Printed for his Family.Wilmington, DE, Ferris Bros., Printers and Binders, 1885 Stock Code: 131483
NotesFirst and sole edition, "privately printed for his family by his wife after his death" (Streeter) in a putative print run of around fifty copies that were not offered for sale; with a familial presentation inscription at head of title: "Louise Evelina Du Pont from her Father, 5th May 1900". Louise Evelina (1877-1958), heiress and preservationist, was the daughter of Henry Algernon Du Pont (1838-1926), soldier, industrialist and politician. Having graduated first in his class at West Point in 1861 he joined the Union army at the outbreak of war and saw action in a number of engagements. As chief of artillery of the Army of West Virginia - Du Pont's father ran the mills that supplied a significant portion of the Union armies' gunpowder - he distinguished himself at the Battle of Cedar Creek (19 October 1864), when his skilful handling of his guns enabled him to assist in the Union army's fighting withdrawal before Phil Sheridan's breathless arrival - known as "Sheridan's Ride" - rallied the Union battle line and swept the Confederates from the field. Du Pont was awarded the Congressional Medal of Honour for "most distinguished gallantry". He is memorably described by historian Thomas A. Lewis as "an aristocratic Easterner and a scholarly soldier" (The Guns of Cedar Creek, 1991, p. 129).
Samuel Francis Du Pont (1803-1865) was a career naval officer who went on to serve in the Civil War on the Southern blockade, ultimately holding the rank of rear admiral. He was relieved of his command after a failed attack on Charleston, South Carolina, although "among naval officers Du Pont remained highly respected" (American National Biography). Fellow sailor Rear Admiral John D. Hayes remarked: "It was perhaps in the field of naval tactics that Du Pont made his most significant contribution. At the battle of Port Royal, Du Pont set the pattern for the tactical use of steam mobility and the increased fire power that improved ordnance gave to naval vessels The success of his technique inaugurated a revolution in naval tactics: navies no longer would have to depend upon tide and wind for their mobility and, thanks to rifled cannons, vessels henceforth could contend against forts" (cited in ANB).

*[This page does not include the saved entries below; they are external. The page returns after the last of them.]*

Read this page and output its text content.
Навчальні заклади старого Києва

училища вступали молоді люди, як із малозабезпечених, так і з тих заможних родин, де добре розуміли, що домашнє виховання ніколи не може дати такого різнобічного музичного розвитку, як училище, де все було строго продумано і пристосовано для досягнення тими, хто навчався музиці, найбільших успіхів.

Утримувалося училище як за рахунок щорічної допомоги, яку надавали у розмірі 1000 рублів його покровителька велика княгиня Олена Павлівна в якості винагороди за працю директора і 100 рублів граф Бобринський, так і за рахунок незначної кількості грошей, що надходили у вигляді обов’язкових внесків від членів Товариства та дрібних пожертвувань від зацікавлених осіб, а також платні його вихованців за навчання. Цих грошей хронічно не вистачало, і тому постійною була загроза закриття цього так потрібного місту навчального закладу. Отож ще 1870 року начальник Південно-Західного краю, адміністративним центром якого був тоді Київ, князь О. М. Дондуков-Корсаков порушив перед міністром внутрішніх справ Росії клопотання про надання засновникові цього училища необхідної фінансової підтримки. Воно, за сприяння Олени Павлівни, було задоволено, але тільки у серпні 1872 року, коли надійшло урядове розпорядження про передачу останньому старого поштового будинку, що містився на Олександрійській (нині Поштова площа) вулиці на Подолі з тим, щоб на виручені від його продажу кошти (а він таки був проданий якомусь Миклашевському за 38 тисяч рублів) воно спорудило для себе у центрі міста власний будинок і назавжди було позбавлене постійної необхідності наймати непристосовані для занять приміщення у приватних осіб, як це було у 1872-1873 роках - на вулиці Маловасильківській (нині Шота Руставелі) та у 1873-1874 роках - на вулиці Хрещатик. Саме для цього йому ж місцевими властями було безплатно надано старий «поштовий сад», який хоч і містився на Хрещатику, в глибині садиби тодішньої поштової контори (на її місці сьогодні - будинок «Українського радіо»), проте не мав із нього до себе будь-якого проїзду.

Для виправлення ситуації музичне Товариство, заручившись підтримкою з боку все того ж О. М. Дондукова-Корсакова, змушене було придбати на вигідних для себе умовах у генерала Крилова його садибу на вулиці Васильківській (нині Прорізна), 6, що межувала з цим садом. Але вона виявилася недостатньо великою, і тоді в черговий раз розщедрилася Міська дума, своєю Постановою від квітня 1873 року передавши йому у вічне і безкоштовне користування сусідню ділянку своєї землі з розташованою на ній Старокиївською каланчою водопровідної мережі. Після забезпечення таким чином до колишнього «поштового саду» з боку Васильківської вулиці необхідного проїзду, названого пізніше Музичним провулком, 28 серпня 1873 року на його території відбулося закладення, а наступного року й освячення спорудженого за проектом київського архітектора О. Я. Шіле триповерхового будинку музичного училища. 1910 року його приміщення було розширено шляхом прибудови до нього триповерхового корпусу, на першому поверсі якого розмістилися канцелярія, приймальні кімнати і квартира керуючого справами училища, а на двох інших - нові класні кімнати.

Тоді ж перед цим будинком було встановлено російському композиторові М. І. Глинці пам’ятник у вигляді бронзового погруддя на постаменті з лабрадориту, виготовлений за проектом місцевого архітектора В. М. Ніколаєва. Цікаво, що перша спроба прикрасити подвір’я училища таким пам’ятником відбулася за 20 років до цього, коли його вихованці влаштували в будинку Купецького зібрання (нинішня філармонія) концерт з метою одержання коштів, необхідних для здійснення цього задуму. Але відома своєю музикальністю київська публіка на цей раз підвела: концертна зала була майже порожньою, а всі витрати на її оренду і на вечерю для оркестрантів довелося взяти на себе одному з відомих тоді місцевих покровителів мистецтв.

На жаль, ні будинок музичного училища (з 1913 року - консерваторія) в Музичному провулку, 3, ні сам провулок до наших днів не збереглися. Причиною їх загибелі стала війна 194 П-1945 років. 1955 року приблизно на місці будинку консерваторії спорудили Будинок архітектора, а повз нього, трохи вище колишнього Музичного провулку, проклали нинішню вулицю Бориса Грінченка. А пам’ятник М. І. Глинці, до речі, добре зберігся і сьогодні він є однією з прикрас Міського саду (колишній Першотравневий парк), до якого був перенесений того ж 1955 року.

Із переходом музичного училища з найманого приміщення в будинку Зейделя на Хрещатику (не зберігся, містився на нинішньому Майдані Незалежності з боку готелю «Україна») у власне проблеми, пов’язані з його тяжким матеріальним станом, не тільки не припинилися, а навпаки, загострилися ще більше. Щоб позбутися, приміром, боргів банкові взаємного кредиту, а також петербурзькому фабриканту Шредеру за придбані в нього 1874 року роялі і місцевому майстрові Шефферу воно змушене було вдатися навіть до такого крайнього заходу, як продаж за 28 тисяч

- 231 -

"These extracts from Du Pont's journal and letters... are a valuable and almost unknown account of the United States Naval operations in the Pacific and Gulf of California in the Mexican War. After conveying Fremont and his battalion from Monterey to San Diego and participating in the taking of San Blas, Du Pont entered the Gulf of California, seized La Paz, and at Guaymas burned the Mexican fleet. Within a few months, he had cleared the Gulf, and in 1847 aided Commodore Shubrick in the occupation of Mazatlan, and later led his 'troops' to the rescue of the American forces at Mission San Jose. DuPont's official dispatches and letters had been printed at Wilmington in 1883, but these private journals and letters are of even greater interest" (Streeter).
This is one of the most important accounts of the naval war in California, presenting, by its very nature, a far more relaxed and intimate narrative than Du Pont's official dispatches. We have traced only six copies on auction records, OCLC cites 18 among international holdings (all in North America), Copac locates none in British and Irish institutional libraries. Copies with a familial presentation, as here, are particularly rare.
Octavo (224 x 140 mm). Original dark brown half morocco, spine gilt banded and lettered direct, saw-tooth roll tool in tail compartment, sides edged with blind roll-tool decoration, marbled sides, edges and endpapers.
Without the errata leaf, which Streeter notes was tipped-in. Spine sunned, binding a little rubbed, a few old pale stains to sides. A very good copy.